I cannot recommend Cumming’s new statistics. I routinely report confidence intervals in my empirical articles, but I do not consider them as a new statistical tool. In my opinion, the root cause of the credibility crisis is that researchers conduct underpowered studies that have a low chance to produce the predicted effect and then use questionable research practices to boost power and to hide non-significant results that could not be salvaged. A simple solution to this problem is to conduct more powerful studies that can produce significant results when the predict effect exists. I do not claim that this is a new insight. Rather, Jacob Cohen has tried his whole life to educate psychologists about the importance of statistical power.

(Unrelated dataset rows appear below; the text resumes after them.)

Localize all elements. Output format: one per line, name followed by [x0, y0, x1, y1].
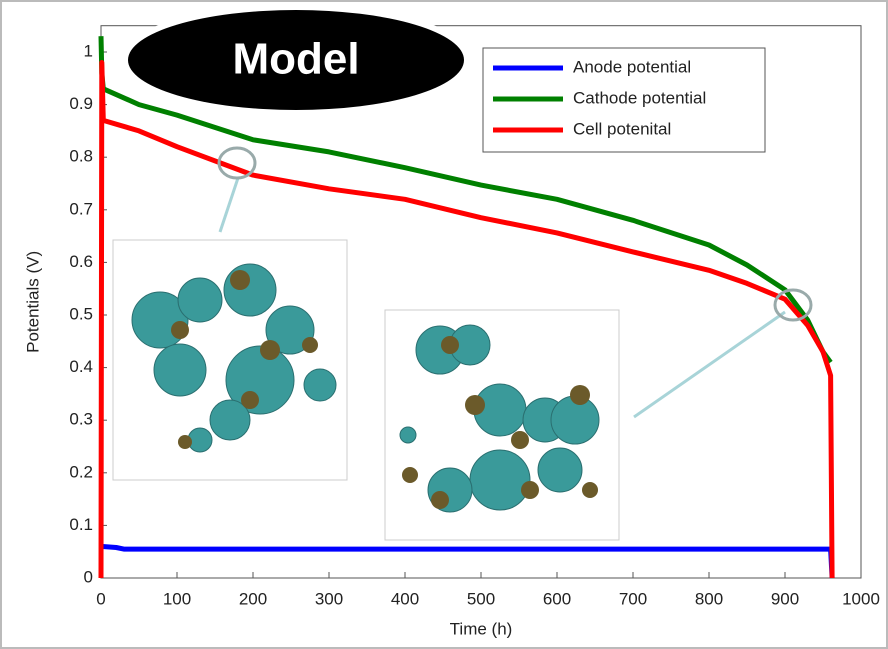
y-tick-label: 0.1 — [69, 515, 93, 534]
arrow — [633, 310, 786, 419]
y-tick-label: 0.3 — [69, 410, 93, 429]
x-axis-label: Time (h) — [450, 619, 513, 638]
y-tick-label: 0.7 — [69, 199, 93, 218]
x-tick-label: 400 — [391, 589, 419, 608]
x-tick-label: 200 — [239, 589, 267, 608]
badge-label: Model — [232, 35, 359, 84]
particles — [399, 324, 600, 513]
y-tick-label: 0.5 — [69, 304, 93, 323]
inset-right — [384, 288, 813, 541]
inset-left — [112, 146, 348, 481]
y-tick-label: 0.9 — [69, 94, 93, 113]
x-tick-label: 0 — [96, 589, 105, 608]
highlight — [217, 146, 257, 180]
y-tick-label: 0.8 — [69, 147, 93, 166]
x-tick-label: 600 — [543, 589, 571, 608]
particles-dark — [171, 270, 318, 449]
badge — [128, 10, 464, 110]
legend-label: Anode potential — [573, 57, 691, 76]
y-tick-label: 0.6 — [69, 252, 93, 271]
y-tick-label: 0.4 — [69, 357, 93, 376]
legend-label: Cathode potential — [573, 88, 706, 107]
y-tick-label: 1 — [84, 41, 93, 60]
arrow — [218, 177, 240, 233]
legend-label: Cell potenital — [573, 119, 671, 138]
x-tick-label: 500 — [467, 589, 495, 608]
x-tick-label: 300 — [315, 589, 343, 608]
series-line — [98, 36, 833, 364]
highlight — [773, 288, 813, 322]
particles-dark — [402, 336, 598, 509]
x-tick-label: 100 — [163, 589, 191, 608]
legend: Anode potential Cathode potential Cell pot… — [482, 47, 766, 153]
series-line — [100, 543, 835, 579]
particles — [131, 263, 337, 453]
y-tick-label: 0 — [84, 567, 93, 586]
series-line — [98, 60, 835, 579]
y-axis-label: Potentials (V) — [23, 251, 42, 353]
x-tick-label: 1000 — [842, 589, 880, 608]
x-tick-label: 900 — [771, 589, 799, 608]
x-tick-label: 700 — [619, 589, 647, 608]
y-tick-label: 0.2 — [69, 462, 93, 481]
x-tick-label: 800 — [695, 589, 723, 608]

Here is what Jacob Cohen had to say about the new statistics in 1994 using time-travel to comment on Cumming’s article 20 years later.

“Everyone knows” that confidence intervals contain all the information to be found in significance tests and much more. They not only reveal the status of the trivial nil hypothesis but also about the status of non-nil null hypotheses and thus help remind researchers about the possible operation of the crud factor. Yet they are rarely to be found in the literature. I suspect that the main reason they are not reported is that they are so embarrassingly large! But their sheer size should move us toward improving our measurement by seeking to reduce the unreliable and invalid part of the variance in our measures (as Student himself recommended almost a century ago). Also, their width provides us with the analogue of power analysis in significance testing—larger sample sizes reduce the size of confidence intervals as they increase the statistical power of NHST” (p. 1002).

If you are looking for a book on statistics, I recommend Cohen’s old statistics over Cumming’s new statistics, p < .05.

Conflict of Interest: I do not have a book to sell (yet), but I strongly believe that power analysis is an important tool for all scientists who have to deal with uncontrollable variance in their data. Therefore I am strongly opposed to Cumming’s push for a new statistics that provides no guidelines for researchers how they can optimize the use of their resources to obtain credible evidence for effects that actually exist and no guidelines how science can correct false positive results.